Remote ARP Poisoning/Triple VLAN Tagging
I'm not sure how applicable this question is as its mainly Cisco related, but if anyone could shed some light onto anything, it would be greatly appreciated.
After playing extensively with BT4, ettercap and different VoIP tools I have a technical scenario that I have tried to create in a lab but cannot get to work.
This is the scenario.
Malicious User <-> Cisco IP Phone <-> Cisco Catalyst Switch (providing VLANs 10, 20 and 30) <-> Cisco Router (performing inter-vlan routing)

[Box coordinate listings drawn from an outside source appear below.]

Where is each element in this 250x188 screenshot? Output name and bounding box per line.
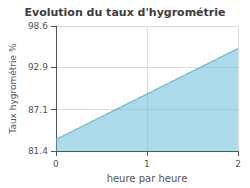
- svg-text:0: 0: [53, 159, 59, 169]
- svg-text:2: 2: [235, 159, 241, 169]
- svg-text:92.9: 92.9: [28, 62, 48, 72]
- svg-text:98.6: 98.6: [28, 21, 48, 31]
- svg-text:1: 1: [144, 159, 150, 169]
- svg-text:81.4: 81.4: [28, 146, 48, 156]
- svg-text:heure par heure: heure par heure: [107, 173, 188, 184]
- svg-text:Taux hygrométrie %: Taux hygrométrie %: [8, 43, 18, 135]
- svg-text:87.1: 87.1: [28, 105, 48, 115]
- svg-text:Evolution du taux d'hygrométri: Evolution du taux d'hygrométrie: [25, 6, 226, 19]
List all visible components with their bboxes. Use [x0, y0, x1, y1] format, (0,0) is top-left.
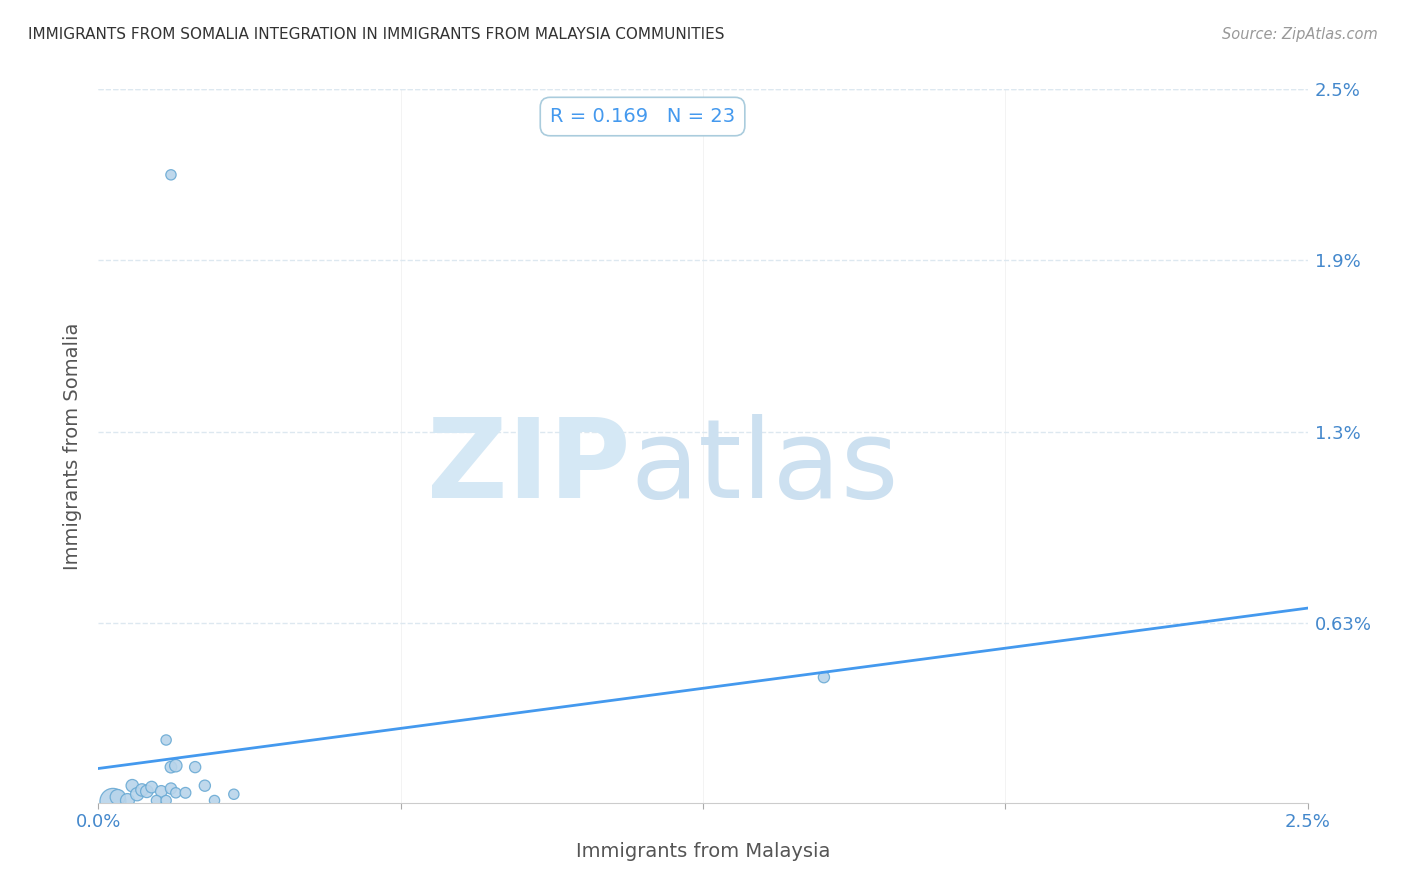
Text: ZIP: ZIP [427, 414, 630, 521]
X-axis label: Immigrants from Malaysia: Immigrants from Malaysia [576, 842, 830, 862]
Point [194, 779, 217, 793]
Point [160, 781, 183, 796]
Point [165, 786, 187, 800]
Point [155, 733, 177, 747]
Text: IMMIGRANTS FROM SOMALIA INTEGRATION IN IMMIGRANTS FROM MALAYSIA COMMUNITIES: IMMIGRANTS FROM SOMALIA INTEGRATION IN I… [28, 27, 724, 42]
Point [117, 793, 139, 807]
Point [107, 790, 129, 805]
Point [127, 787, 149, 801]
Point [135, 784, 157, 798]
Point [160, 760, 183, 774]
Point [141, 780, 163, 794]
Point [101, 794, 124, 808]
Point [222, 787, 245, 801]
Y-axis label: Immigrants from Somalia: Immigrants from Somalia [63, 322, 83, 570]
Point [204, 793, 226, 807]
Point [155, 793, 177, 807]
Point [184, 760, 207, 774]
Point [121, 779, 143, 793]
Text: Source: ZipAtlas.com: Source: ZipAtlas.com [1222, 27, 1378, 42]
Point [174, 786, 197, 800]
Point [160, 168, 183, 182]
Point [813, 670, 835, 684]
Point [165, 758, 187, 772]
Point [145, 793, 167, 807]
Text: atlas: atlas [630, 414, 898, 521]
Text: R = 0.169   N = 23: R = 0.169 N = 23 [550, 107, 735, 126]
Point [131, 783, 153, 797]
Point [150, 784, 173, 798]
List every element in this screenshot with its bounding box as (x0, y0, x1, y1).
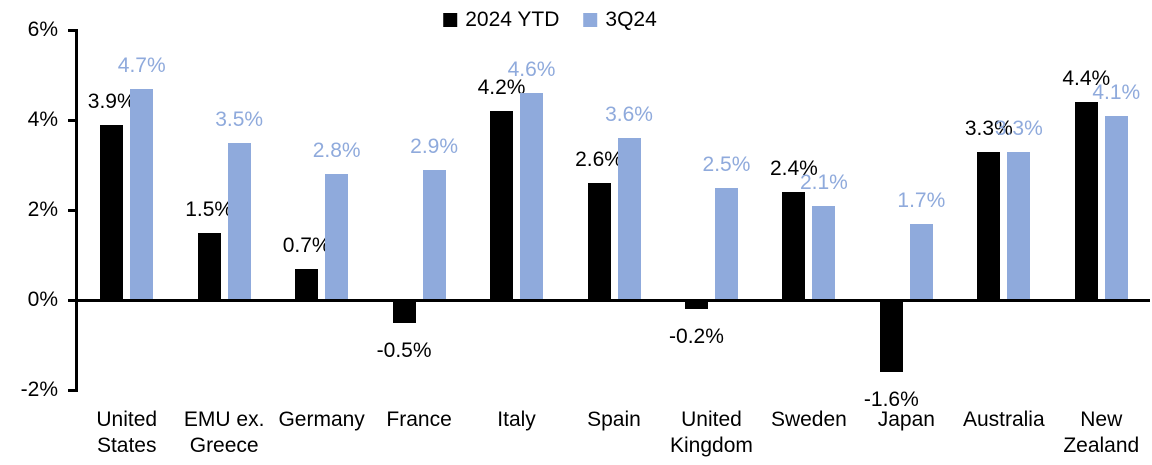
x-axis-line (75, 298, 1150, 302)
bar-value-label: 3.3% (994, 116, 1043, 140)
y-axis-tick (68, 298, 78, 302)
y-axis-tick-label: 2% (27, 198, 58, 221)
bar-2024-ytd-new-zealand (1074, 102, 1098, 300)
bar-value-label: -1.6% (863, 388, 919, 411)
category-label: United Kingdom (670, 408, 753, 457)
bar-value-label: 3.3% (964, 116, 1013, 140)
bar-2024-ytd-emu-ex-greece (197, 232, 221, 300)
bar-2024-ytd-germany (295, 268, 319, 300)
bar-2024-ytd-united-states (100, 124, 124, 300)
bar-value-label: 1.7% (897, 188, 946, 212)
bar-2024-ytd-france (392, 300, 416, 323)
legend-label-2024-ytd: 2024 YTD (465, 8, 560, 31)
bar-value-label: 2.9% (410, 134, 459, 158)
category-label: Sweden (770, 408, 847, 431)
bar-value-label: 2.4% (769, 157, 818, 180)
bar-2024-ytd-italy (490, 111, 514, 300)
legend-swatch-3q24-icon (583, 13, 598, 27)
bar-2024-ytd-australia (977, 151, 1001, 300)
y-axis-line (75, 28, 78, 392)
bar-value-label: 2.6% (575, 148, 623, 171)
bar-2024-ytd-spain (587, 183, 611, 300)
legend-item-2024-ytd: 2024 YTD (443, 8, 559, 32)
bar-2024-ytd-sweden (782, 192, 806, 300)
category-label: Spain (587, 408, 641, 431)
y-axis-tick (68, 118, 78, 122)
legend-item-3q24: 3Q24 (583, 8, 657, 32)
category-label: Australia (962, 408, 1045, 431)
bar-3q24-sweden (812, 205, 836, 300)
bar-value-label: -0.2% (669, 325, 724, 348)
bar-value-label: 4.2% (477, 76, 526, 99)
bar-3q24-italy (520, 93, 544, 300)
bar-value-label: 4.6% (507, 58, 556, 81)
bar-3q24-australia (1007, 151, 1031, 300)
bar-value-label: 2.8% (312, 139, 361, 162)
y-axis-tick-label: -2% (20, 378, 58, 401)
bar-value-label: -0.5% (376, 338, 432, 362)
category-label: EMU ex. Greece (183, 408, 265, 457)
bar-value-label: 1.5% (185, 197, 234, 221)
y-axis-tick (68, 388, 78, 392)
bar-value-label: 3.5% (215, 107, 264, 131)
legend: 2024 YTD 3Q24 (443, 8, 657, 32)
bar-3q24-new-zealand (1104, 115, 1128, 300)
y-axis-tick (68, 28, 78, 32)
y-axis-tick (68, 208, 78, 212)
bar-value-label: 3.6% (605, 103, 653, 126)
bar-2024-ytd-japan (879, 300, 903, 372)
bar-3q24-germany (325, 174, 349, 300)
category-label: Japan (877, 408, 935, 431)
bar-value-label: 0.7% (282, 233, 331, 257)
bar-3q24-spain (617, 138, 641, 300)
y-axis-tick-label: 0% (27, 288, 58, 311)
category-label: New Zealand (1063, 408, 1140, 457)
bar-value-label: 2.1% (799, 170, 848, 194)
bar-value-label: 4.7% (117, 53, 166, 77)
bar-value-label: 4.4% (1062, 67, 1111, 90)
bar-3q24-japan (909, 223, 933, 300)
bar-3q24-united-states (130, 88, 154, 300)
category-label: Italy (497, 408, 536, 431)
y-axis-tick-label: 6% (27, 18, 58, 41)
bar-3q24-emu-ex-greece (227, 142, 251, 300)
category-label: United States (96, 408, 158, 457)
bar-3q24-united-kingdom (714, 187, 738, 300)
bar-2024-ytd-united-kingdom (684, 300, 708, 309)
y-axis-tick-label: 4% (27, 108, 58, 131)
bar-3q24-france (422, 169, 446, 300)
legend-label-3q24: 3Q24 (605, 8, 657, 31)
category-label: Germany (278, 408, 365, 431)
bar-value-label: 2.5% (702, 152, 751, 176)
bar-value-label: 4.1% (1092, 80, 1141, 104)
legend-swatch-2024-ytd-icon (443, 13, 458, 27)
category-label: France (386, 408, 452, 431)
bar-value-label: 3.9% (87, 89, 136, 113)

The Malicious User is placed in the data VLAN, VLAN 10 for example. The phone is placed in the voice VLAN, VLAN 20 for example. We already know that via VLAN hopping we can jump into the voice VLAN, create a dot1q interface in BT4 and ARP poison phone conversations.
However just say there is a third VLAN, VLAN 30 for example which is a management VLAN. ACL's block vlan access from VLAN 10 to VLAN 30, but allow from VLAN 20 to VLAN 30.
So when we VLAN hop into VLAN 20, we can access the management VLAN. Cool.
My goal and point of the lab is to ARP poison traffic on VLAN 30 so I can capture management traffic.
So heres my two questions.
- Because VLAN 30 is a remote network, I cant ARP poison it. I have read mixed reports about remote ARP poisoning, however the closest I have ever come is to ARP poison the gateway on VLAN 20, and hope that I can capture VLAN20->VLAN30 information, which is NOT what I want, and will only result in a one sided poison, half duplex if you will. Is there such thing as remote network ARP poisoning?
- If I cannot remote network ARP poison, can I double VLAN hop (triple VLAN tagging) into VLAN 30? If this is possible I could then ARP poison directly on VLAN 30.
- - Two issues with this, firstly everywhere I've read states that triple tagging is possible and I can understand how technically it could be, but I have yet to see a working example.
- - Secondly, from the vague information about Voice VLAN assignments (VVID), the switchport voice vlan 20 command acts like: switchport trunk allowed vlan 20. I am unsure whether tripple tagging would work over a VVID *trunk*, my theory is it would just drop the packet.
The major problem I'm hitting with triple tagging is custom packet generation. Can anyone suggest a way to build my own packet with additional VLAN headers?
Can anyone confirm/theorize on ANY of this at all?